As an employer and service provider, the safety and well-being of our staff and program participants are our top priorities. But, it has not been easy. The recent COVID variant has greatly impacted our shelter, housing and child care programs. Our last bill for N95 masks was over $16,000. Last year, on top of our 18 paid sick days, we offered 20 pandemic sick days to our employees to ensure that our staff is protected. We have also provided a 10% wage top up to our frontline workers but now that Bill 124 has come into effect, it is likely that we can no longer do so without contravening legislation. While the provincial government did provide wage top-ups to VAW shelters, they sunset only after a few months and were never re-introduced. They were also never expanded to include child care workers.

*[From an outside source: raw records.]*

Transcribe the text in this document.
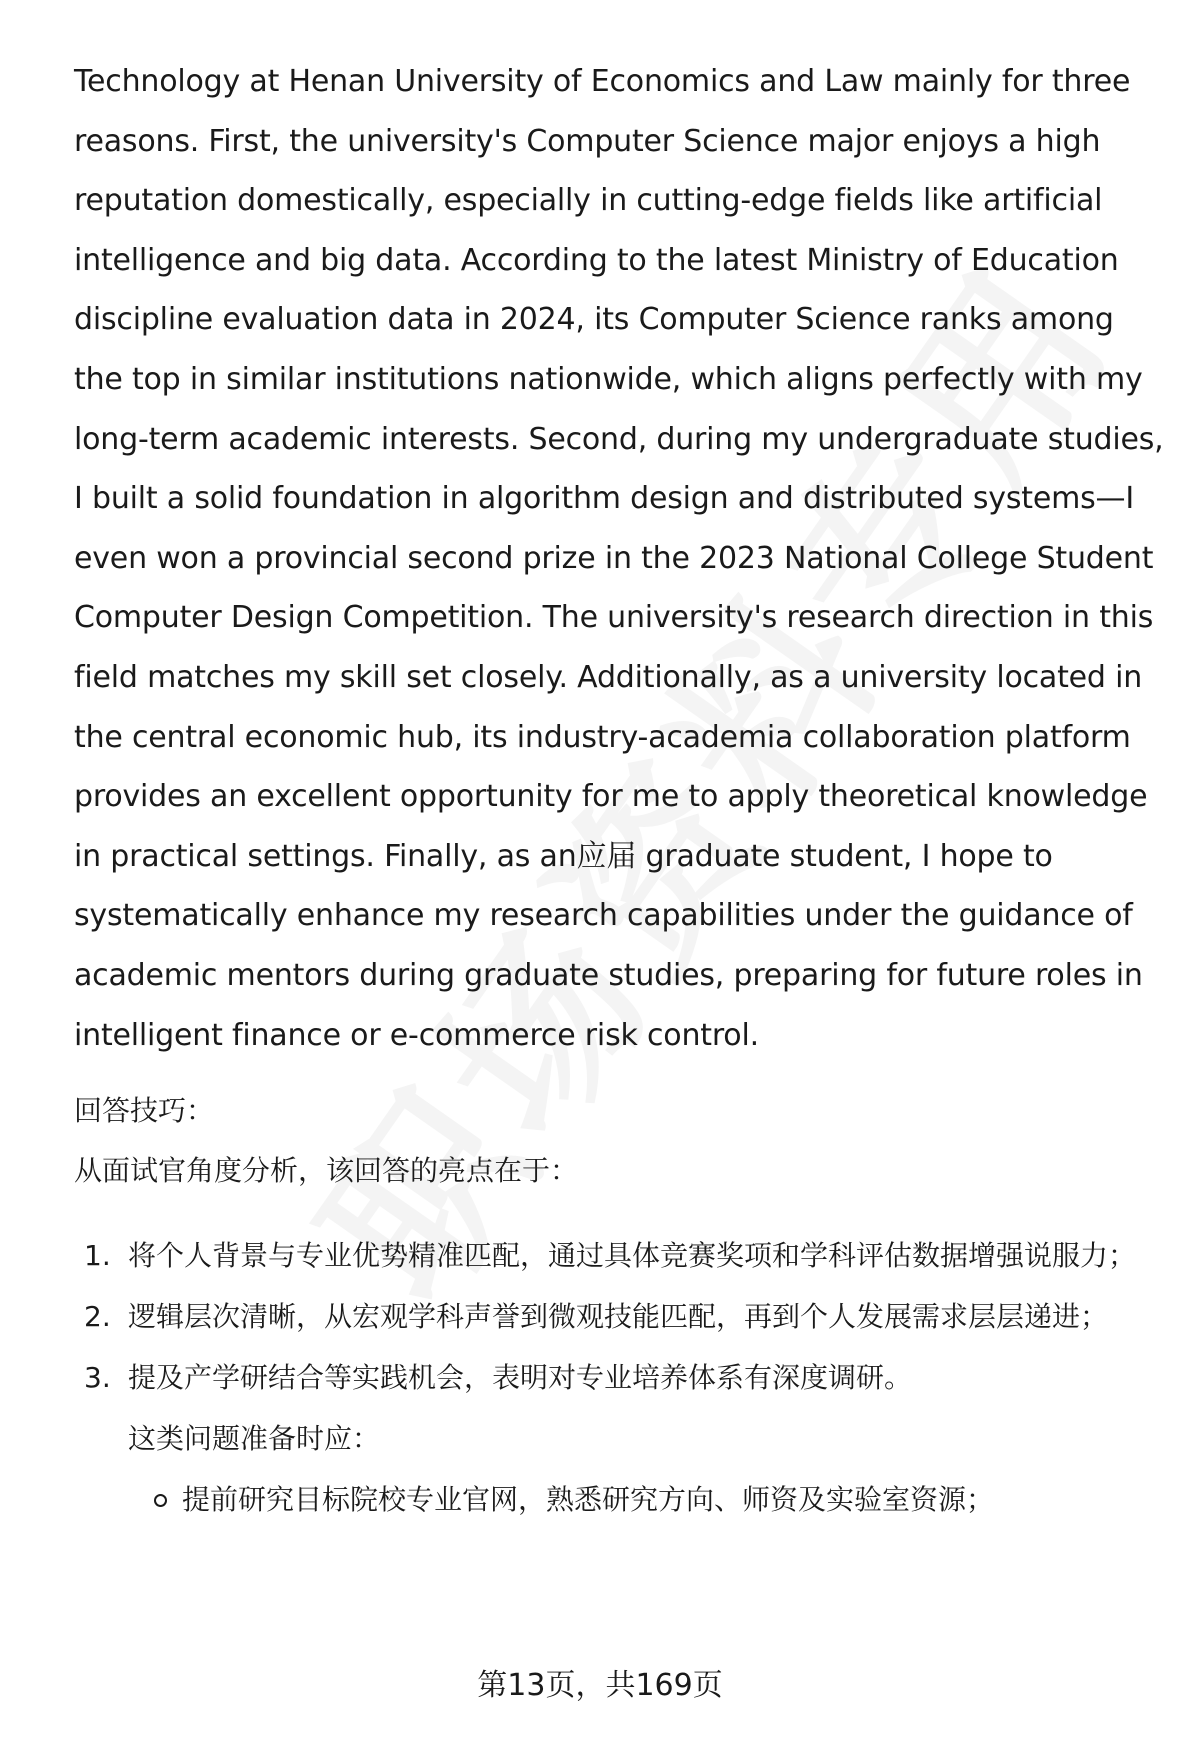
Technology at Henan University of Economics and Law mainly for three reasons. First, the university's Computer Science major enjoys a high reputation domestically, especially in cutting-edge fields like artificial intelligence and big data. According to the latest Ministry of Education discipline evaluation data in 2024, its Computer Science ranks among the top in similar institutions nationwide, which aligns perfectly with my long-term academic interests. Second, during my undergraduate studies, I built a solid foundation in algorithm design and distributed systems—I even won a provincial second prize in the 2023 National College Student Computer Design Competition. The university's research direction in this field matches my skill set closely. Additionally, as a university located in the central economic hub, its industry-academia collaboration platform provides an excellent opportunity for me to apply theoretical knowledge in practical settings. Finally, as an应届 graduate student, I hope to systematically enhance my research capabilities under the guidance of academic mentors during graduate studies, preparing for future roles in intelligent finance or e-commerce risk control.

回答技巧：

从面试官角度分析，该回答的亮点在于：

1. 将个人背景与专业优势精准匹配，通过具体竞赛奖项和学科评估数据增强说服力；
2. 逻辑层次清晰，从宏观学科声誉到微观技能匹配，再到个人发展需求层层递进；
3. 提及产学研结合等实践机会，表明对专业培养体系有深度调研。

这类问题准备时应：

提前研究目标院校专业官网，熟悉研究方向、师资及实验室资源；
第13页，共169页
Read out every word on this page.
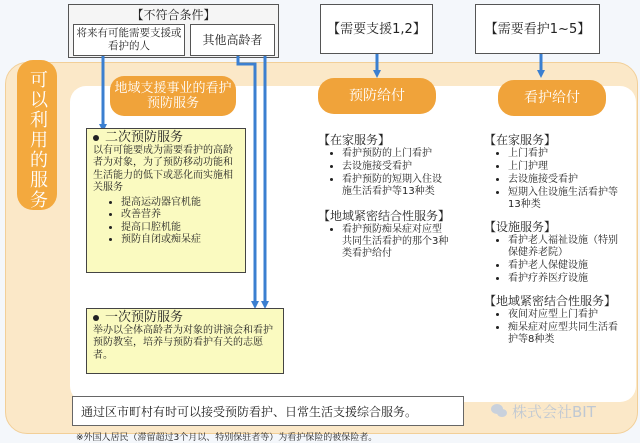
可以利用的服务
【不符合条件】
将来有可能需要支援或看护的人	其他高龄者
【需要支援1,2】	【需要看护1~5】
地域支援事业的看护预防服务
二次预防服务
以有可能要成为需要看护的高龄者为对象，为了预防移动功能和生活能力的低下或恶化而实施相关服务
• 提高运动器官机能
• 改善营养
• 提高口腔机能
• 预防自闭或痴呆症
一次预防服务
举办以全体高龄者为对象的讲演会和看护预防教室，培养与预防看护有关的志愿者。
预防给付
【在家服务】
• 看护预防的上门看护
• 去设施接受看护
• 看护预防的短期入住设施生活看护等13种类
【地域紧密结合性服务】
• 看护预防痴呆症对应型共同生活看护的那个3种类看护给付
看护给付
【在家服务】
• 上门看护
• 上门护理
• 去设施接受看护
• 短期入住设施生活看护等13种类
【设施服务】
• 看护老人福祉设施（特别保健养老院）
• 看护老人保健设施
• 看护疗养医疗设施
【地域紧密结合性服务】
• 夜间对应型上门看护
• 痴呆症对应型共同生活看护等8种类
通过区市町村有时可以接受预防看护、日常生活支援综合服务。
※外国人居民（滞留超过3个月以、特别保驻者等）为看护保险的被保险者。
株式会社BIT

We are hoping for a different outcome in the 2022 Budget.

As an organization, we are facing an enormous deficit because the wellbeing of our staff is so important to us. But it shouldn’t be this way – we shouldn’t have to continuously fundraise to provide essential programs. We need the government now to show up for our sector, both the women we employ and the women we serve. The labour of women in our society must be fairly compensated and respected.

We hope that that the 2022 Budget reflects deeper investments for the non-profit sector, as well as clear gender targets and investments in child care, housing, shelter, and employment and training. We also hope that social assistance rates can be raised so that women accessing OW or ODSP, and their children, can live in dignity.

Thank you for your time. You can expect a comprehensive pre-budget submission from the YWCA Ontario Coalition. It would be my pleasure to answer any questions you may have.


Jasmine Ramze Rezaee is the Director of Advocacy and Communications at YWCA Toronto.